In the case of Axis Bank, the RBI risk assessment report pointed to deficiencies in practices surrounding collateral obtained against loans.

Some of the RBI’s observations included:

  • Of the total exposure of the bank, one-fifth was unsecured. Further, the quality of security may pose challenge to the bank during recovery process as the proportion of financial collaterals covering the exposure was less, the RBI said.
  • As per the bank’s policy, the security creation in most of the cases was to be completed within six months of the loan disbursement, but it was observed that bank was frequently extending the deadline for security creation.
  • The bank needed to strengthen the mechanism to ensure end use of funds, the RBI said. The bank was allowing the borrower to make use of short-term funds for the long term, the regulator observed.
  • The bank did not monitor the movement of funds between the group companies. In a couple of cases, the borrower had diverted the funds for making payment due to other group companies.
  • Though the external rating of the borrower was part of each and every review proposal, the bank was not considering the external rating in decision-making process. In spite of wide variations in the internal and external ratings, decisions were taken on the basis of internal risk ratings.
  • There were multiple instances of limit breaches under various categories of market risk limits. There were several instances when dealers took positions beyond the permissible limits without prior approvals. Higher number of breaches were reflective of higher inherent risk and/or weaker controls, the RBI said.

HDFC Bank

In the case of HDFC Bank, which stayed away from large project financing, the observations made by the RBI in the FY15 risk assessment report were linked to know-your-customer norms and an increase in frauds.

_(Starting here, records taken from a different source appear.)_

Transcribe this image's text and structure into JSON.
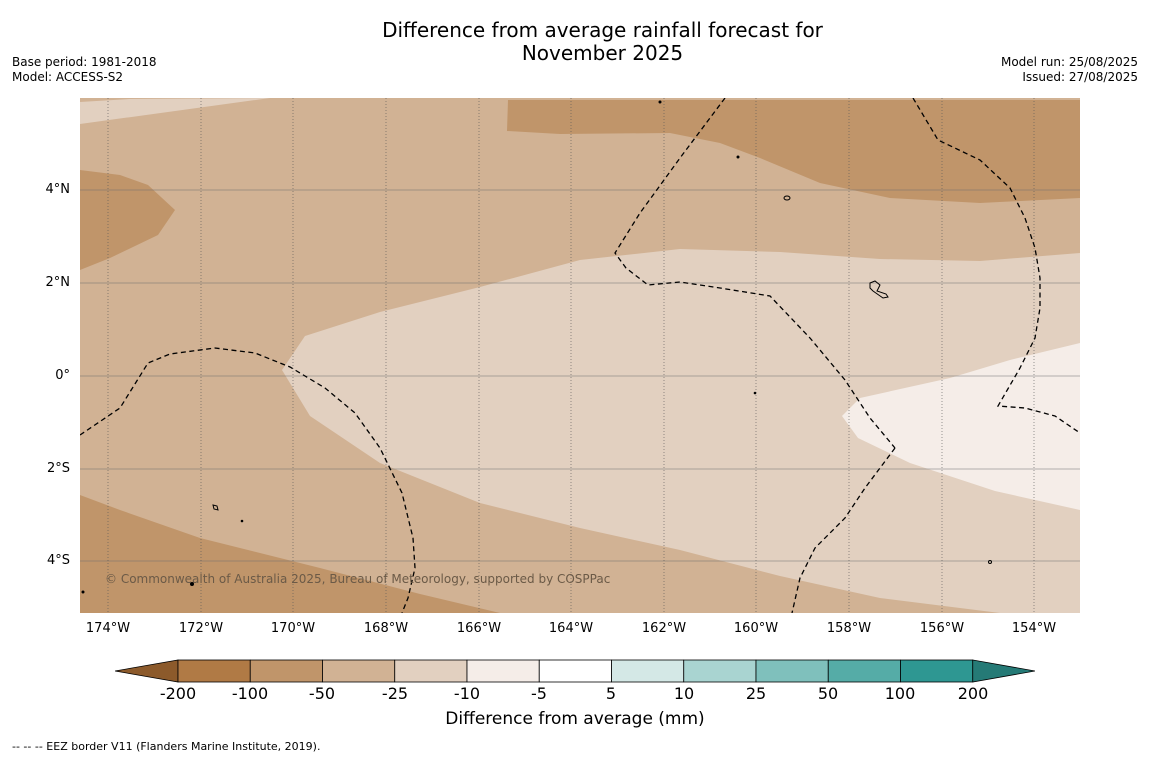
{
  "title": {
    "line1": "Difference from average rainfall forecast for",
    "line2": "November 2025"
  },
  "meta": {
    "base_period": "Base period: 1981-2018",
    "model": "Model: ACCESS-S2",
    "model_run": "Model run: 25/08/2025",
    "issued": "Issued: 27/08/2025"
  },
  "map": {
    "copyright": "© Commonwealth of Australia 2025, Bureau of Meteorology, supported by COSPPac",
    "lat_labels": [
      "4°N",
      "2°N",
      "0°",
      "2°S",
      "4°S"
    ],
    "lon_labels": [
      "174°W",
      "172°W",
      "170°W",
      "168°W",
      "166°W",
      "164°W",
      "162°W",
      "160°W",
      "158°W",
      "156°W",
      "154°W"
    ],
    "colors": {
      "ocean_drier_strong": "#c0956a",
      "ocean_drier": "#d1b294",
      "ocean_slightly_drier": "#e2d0c0",
      "ocean_near_normal": "#f5ede8"
    }
  },
  "colorbar": {
    "ticks": [
      "-200",
      "-100",
      "-50",
      "-25",
      "-10",
      "-5",
      "5",
      "10",
      "25",
      "50",
      "100",
      "200"
    ],
    "colors": [
      "#8c5a2b",
      "#b07a45",
      "#c0956a",
      "#d1b294",
      "#e2d0c0",
      "#f5ede8",
      "#ffffff",
      "#d4e8e6",
      "#a9d4d1",
      "#7fc0bc",
      "#55aca7",
      "#2e9792",
      "#257a76"
    ],
    "title": "Difference from average (mm)"
  },
  "footnote": "--  --  -- EEZ border V11 (Flanders Marine Institute, 2019)."
}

Some of the regulator’s observations included:

  • The large number of KYC/AML exceptions detected (32,134 cases) by the bank reflected noticeable non-adherence to laid down KYC/AML processes.
  • The large number of violations of KYC/AML instructions detected by internal audits reflected room for improvement of compliance.
  • External risk manifested through 2,334 frauds committed by non-customers amounting to Rs 15.2 crore.
  • Rise in consumer court cases (1,792) filed against the bank by the customers for customer service related matters posed a significant external risk to bank’s reputation.
  • In addition to these customer related issues, the RBI’s risk assessment report pointed out that the bank had been reporting incorrect exposure data to Central Repository of Information on Large Credits as interests charged in respect of NPA accounts were included as part of the outstanding data.
  • The RBI also pointed out that the bank buys loan portfolios from its parent firm HDFC Ltd. “Although the bank made due diligence and disclosures of related party transactions, there was no comprehensive board approved conflicts of interest policy.”